The world's universities face a "global manpower war" as they compete for a shrinking pool of graduates with doctorates to replace retiring faculty, according to Michael Gibbons, secretary general of the Association of Commonwealth Universities.
Professor Gibbons based his warning on a study by the Association of Universities and Colleges of Canada, demonstrating that not enough PhDs are attracted to academia to have a significant impact on the many posts that will be vacated by an ageing professoriat.
Professor Gibbons, speaking at the ACU's annual meeting in London, said:
"Across the Commonwealth, most universities are in the same boat - they are simply not going to be training new PhDs to meet this demand. We are likely to experience asset-stripping on a massive scale that can only leave the global system of higher education weakened, if not fatally undermined."

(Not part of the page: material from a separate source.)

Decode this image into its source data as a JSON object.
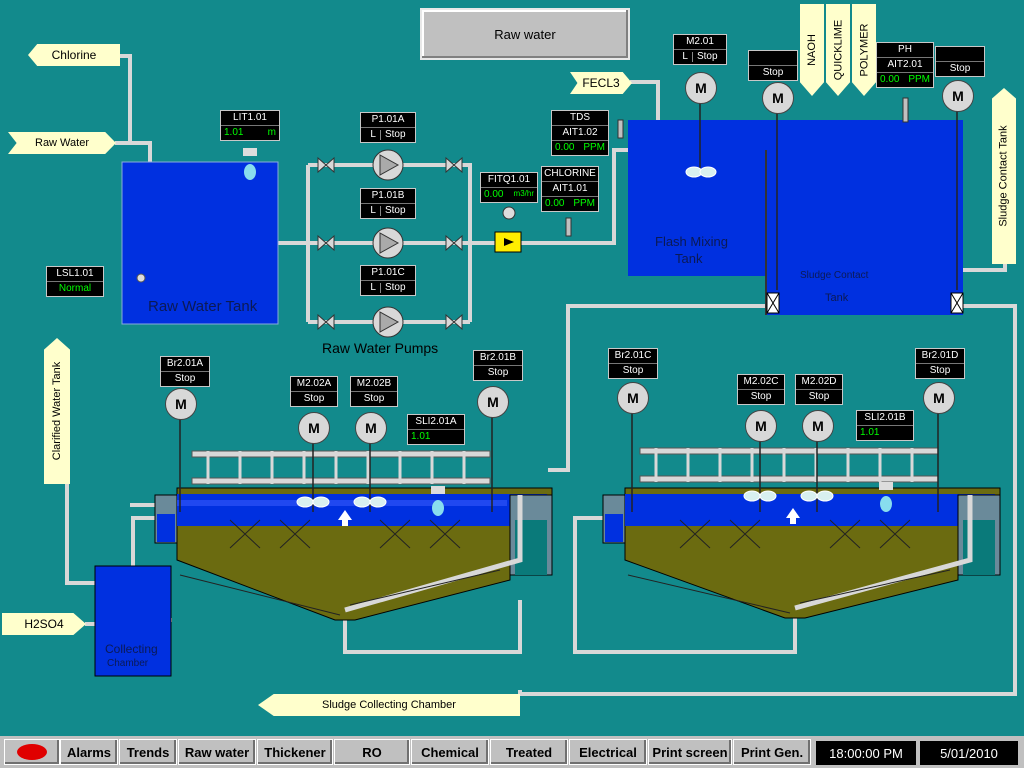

The AUCC's Trends in Higher Education describes a retirement bulge among Canada's 34,500 full-time faculty. In 2001, 12,000 were aged over 55 and the report estimates that by 2011 Canada will need to hire 20,000 to 45,000 new full-time professors, depending on a projected 20 to 30 per cent increase in student enrolment. The discrepancy of 25,000 depends mostly on whether universities will collectively decide to return to the lower staff-to-student ratios of the 1980s. Over the past 20 years, the proportion of faculty over 54 has doubled.
But retirements and rising enrolments are not the only factor driving the need for new faculty. Research demands have grown as the federal government encourages universities to increase the national level of research and development.
Martha Crago, president of the Canadian Association of Graduate Studies, said that Canada would need to double the number of PhDs to meet both the retirement bulge and the need for more research and development.
Dr Crago said one of the short-term ways to increase the number of PhDs was to increase financial support so that students were not taking time away from their studies to support themselves.
Universities and graduate students are unlikely to see any new money until the federal government's next budget is released.
If the government does answer the call for increased fellowships and scholarships for graduate students, the AUCC report says the efforts "will be in vain if the tremendous institutional costs of expanding graduate enrolment are not also recognised and addressed".